Which brings us to the last, yet IMHO MOST important thing you can do to help reduce the likelyhood of damage, and that is proper grounding.
I say it is the most important, because more often than not, Suppression relies on a LOW impedance earth ground to be effective. Shielding ALWAYS relies on a low impedance earth ground to be effective.
So, what is the big deal about grounding you might wonder. Well, even the *best* conductors have resistance. If you flow enough current thru a conductor, you WILL drop voltage. The larger the resistance, the more voltage you will develop for a given amount of current. Again, with the massive amounts of current developed by lightning, you want the aboslutely lowest impedance to earth ground you can get.
Not sure about where you live, but where I live, that is a problem. Although most homes where I live the ground rod is not visible, most of the time I have seen them use galvanized ground rods. There is nothing wrong with that in itself, except the conductors used to attach to the rod are usually copper. Galvanized doesn't "talk" to copper very well, and you end up with "dissimilar metal corrosion" over time.
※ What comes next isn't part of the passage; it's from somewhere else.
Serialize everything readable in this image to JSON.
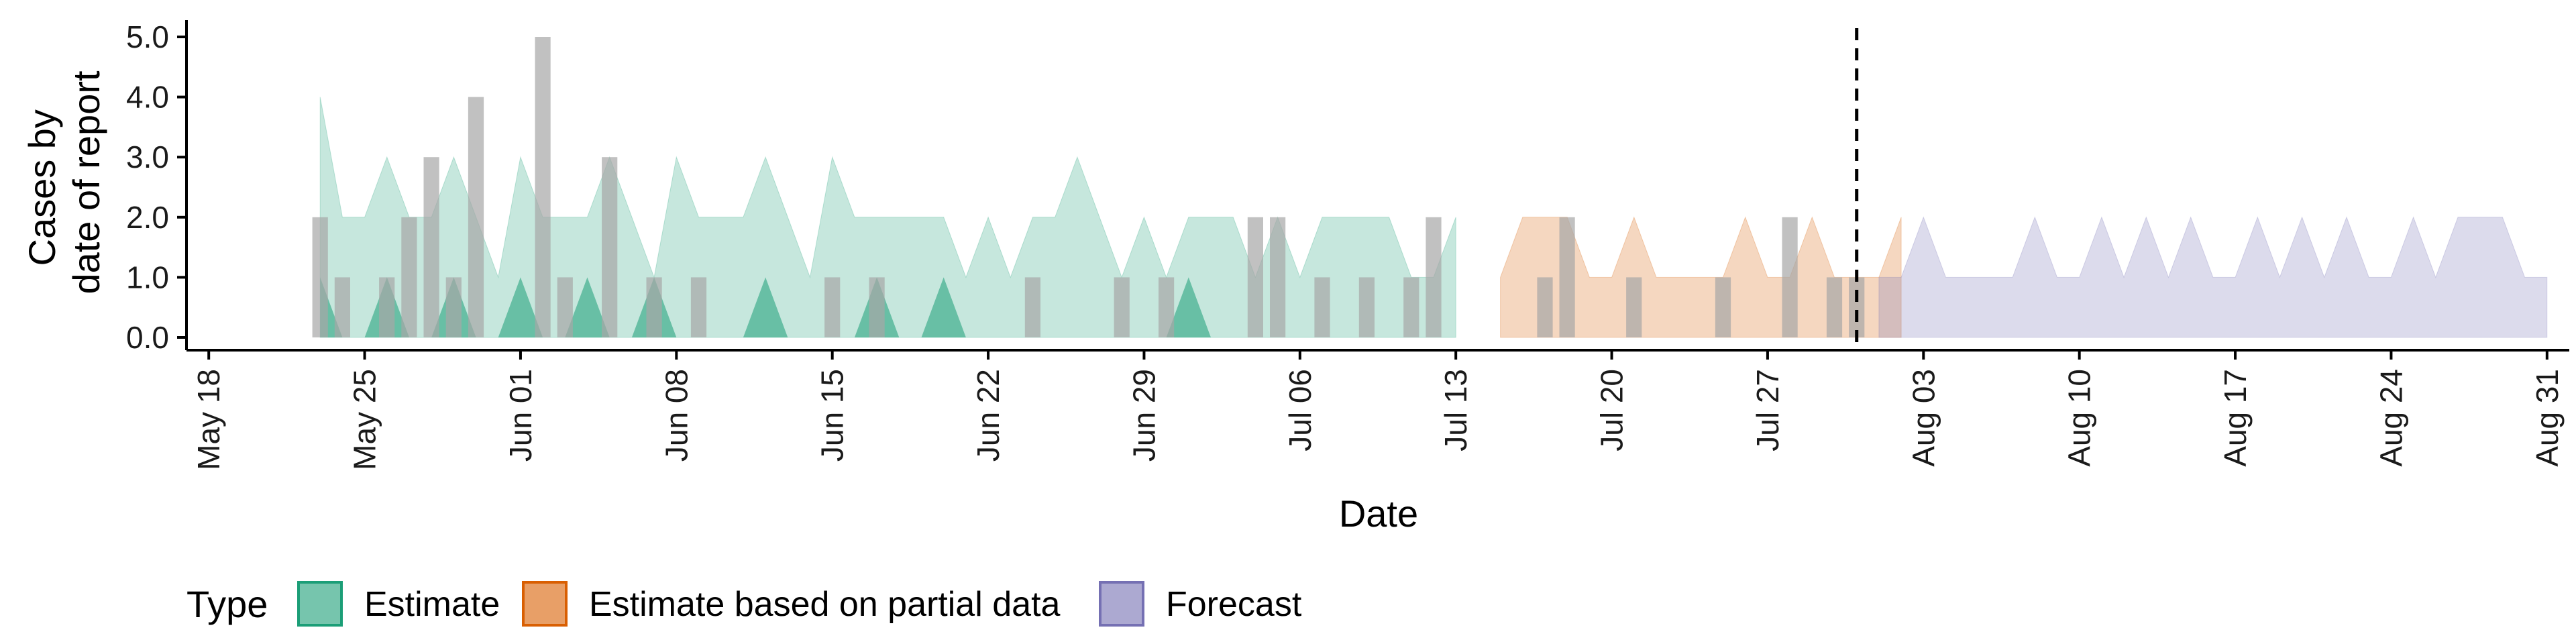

So your "ground" although will still protect you from electrical shock from a major appliance malfunction, it doesn't help much in the way of nearby lightning strikes because as the corrosion builds up, the more "resistance" to earth ground it has, and the more voltage is allowed to develop on the "ground" conductor during storms.
So, start with a good ground, along with shielded cable, and quality surge suppression, and you should have a nearly bulletproof (notice I said "nearly!) setup.
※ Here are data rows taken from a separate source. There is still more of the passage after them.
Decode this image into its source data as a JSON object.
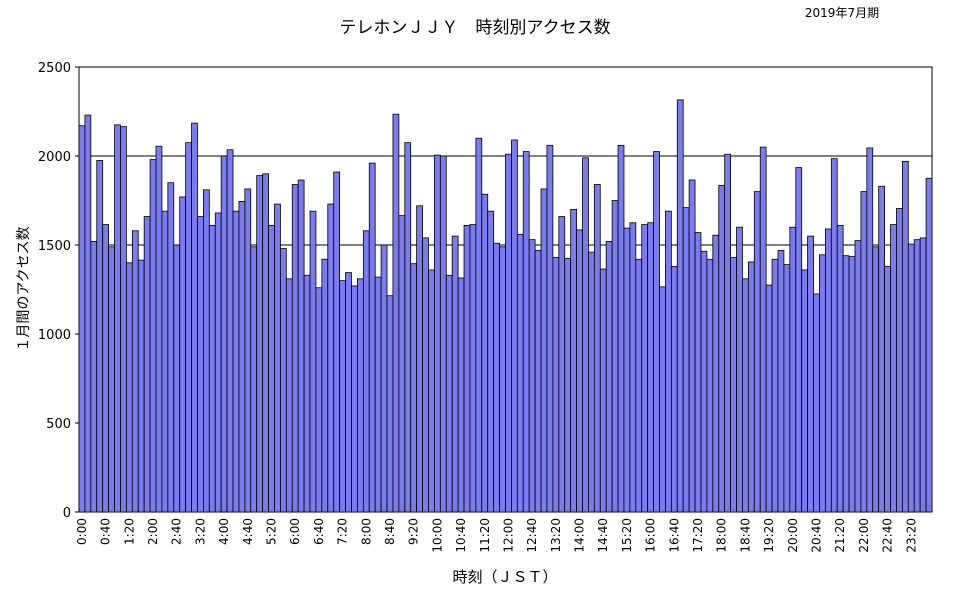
{
  "chart_data": {
    "type": "bar",
    "title": "テレホンＪＪＹ　時刻別アクセス数",
    "subtitle": "2019年7月期",
    "xlabel": "時刻（ＪＳＴ）",
    "ylabel": "１月間のアクセス数",
    "ylim": [
      0,
      2500
    ],
    "yticks": [
      0,
      500,
      1000,
      1500,
      2000,
      2500
    ],
    "xtick_labels": [
      "0:00",
      "0:40",
      "1:20",
      "2:00",
      "2:40",
      "3:20",
      "4:00",
      "4:40",
      "5:20",
      "6:00",
      "6:40",
      "7:20",
      "8:00",
      "8:40",
      "9:20",
      "10:00",
      "10:40",
      "11:20",
      "12:00",
      "12:40",
      "13:20",
      "14:00",
      "14:40",
      "15:20",
      "16:00",
      "16:40",
      "17:20",
      "18:00",
      "18:40",
      "19:20",
      "20:00",
      "20:40",
      "21:20",
      "22:00",
      "22:40",
      "23:20"
    ],
    "xtick_every": 4,
    "interval_minutes": 10,
    "gridlines_y": [
      1500,
      2000
    ],
    "bar_color": "#7b7bf0",
    "values": [
      2170,
      2230,
      1520,
      1975,
      1615,
      1490,
      2175,
      2165,
      1400,
      1580,
      1415,
      1660,
      1980,
      2055,
      1690,
      1850,
      1500,
      1770,
      2075,
      2185,
      1660,
      1810,
      1610,
      1680,
      2000,
      2035,
      1690,
      1745,
      1815,
      1490,
      1890,
      1900,
      1610,
      1730,
      1480,
      1310,
      1840,
      1865,
      1330,
      1690,
      1260,
      1420,
      1730,
      1910,
      1300,
      1345,
      1270,
      1310,
      1580,
      1960,
      1320,
      1500,
      1215,
      2235,
      1665,
      2075,
      1395,
      1720,
      1540,
      1360,
      2005,
      2000,
      1330,
      1550,
      1315,
      1610,
      1615,
      2100,
      1785,
      1690,
      1510,
      1490,
      2010,
      2090,
      1560,
      2025,
      1530,
      1470,
      1815,
      2060,
      1430,
      1660,
      1425,
      1700,
      1585,
      1990,
      1460,
      1840,
      1365,
      1520,
      1750,
      2060,
      1595,
      1625,
      1420,
      1615,
      1625,
      2025,
      1265,
      1690,
      1380,
      2315,
      1710,
      1865,
      1570,
      1465,
      1420,
      1555,
      1835,
      2010,
      1430,
      1600,
      1310,
      1405,
      1800,
      2050,
      1275,
      1420,
      1470,
      1390,
      1600,
      1935,
      1360,
      1550,
      1225,
      1445,
      1590,
      1985,
      1610,
      1440,
      1435,
      1525,
      1800,
      2045,
      1490,
      1830,
      1380,
      1615,
      1705,
      1970,
      1505,
      1530,
      1540,
      1875
    ]
  }
}
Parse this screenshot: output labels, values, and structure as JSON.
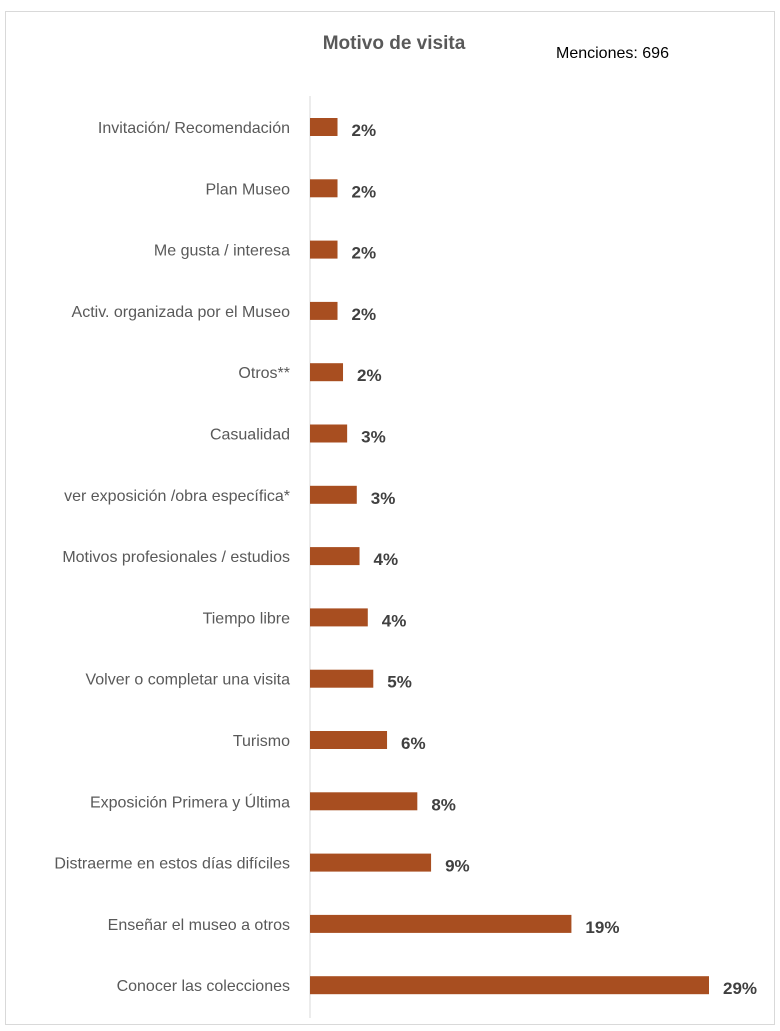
{
  "chart_data": {
    "type": "bar",
    "orientation": "horizontal",
    "title": "Motivo de visita",
    "note": "Menciones: 696",
    "bar_color": "#a84e20",
    "categories": [
      "Invitación/ Recomendación",
      "Plan Museo",
      "Me gusta / interesa",
      "Activ. organizada por el Museo",
      "Otros**",
      "Casualidad",
      "ver exposición /obra específica*",
      "Motivos profesionales / estudios",
      "Tiempo libre",
      "Volver o completar una visita",
      "Turismo",
      "Exposición Primera y Última",
      "Distraerme en estos días difíciles",
      "Enseñar el museo a otros",
      "Conocer las colecciones"
    ],
    "values": [
      2,
      2,
      2,
      2,
      2.4,
      2.7,
      3.4,
      3.6,
      4.2,
      4.6,
      5.6,
      7.8,
      8.8,
      19,
      29
    ],
    "data_labels": [
      "2%",
      "2%",
      "2%",
      "2%",
      "2%",
      "3%",
      "3%",
      "4%",
      "4%",
      "5%",
      "6%",
      "8%",
      "9%",
      "19%",
      "29%"
    ],
    "xlim": [
      0,
      29
    ],
    "grid": false,
    "legend": "none"
  }
}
In my case, I have driven a copper clad steel ground rod next to the main service ground, and tied the two together (very important-if you don't, you will have dissimilar imedances from the two grounds which will manifest itself as ground loop issues, and actually increase the likelyhood of damage from lightning due to the difference in potential of the two separate grounds). I have also brought in 2" wide ground strap that we use in our industry (heavy guage wire should do nicely; the bigger, the better), and attached it to my ethernet rack, grounding all equipment that is bolted to the rack.
The last thing I need to do, and was the whole purpose of this thread, is rip up ALL my cat5/e in my house and re-run it with SHIELDED cat5/e. The important thing with shielding, is you only ground the shield on ONE END only, which means my distribution point, all shieldes will get bonded to the ground strap, which should majorly reduce the amount of damage I am taking.
So, my point of this post (aside from making myself feel better) was that if you are doing new construction, and you live in an area that is prone to nearby lightning strikes (ask you neighbors if they have every suffered any losses from storms), then take the time to do it right with shielded cat5 cable, a good ground, and adequate surge suppression.
A good link on why shielded cat 5 is here:http://www.belden.com/pdfs/Techpprs/...ghEnoughtp.pdf
Especially scroll down to the part about EMI/RFI; although they do not specify lightning directly, actually lighting is form of EMI/RFI-just a REALLY POWERFUL version of it.
Everyting you wanted to know about grounding and suppression:http://www.polyphaser.com/technical_notes.aspx
I hope this boring rant helps someone out there!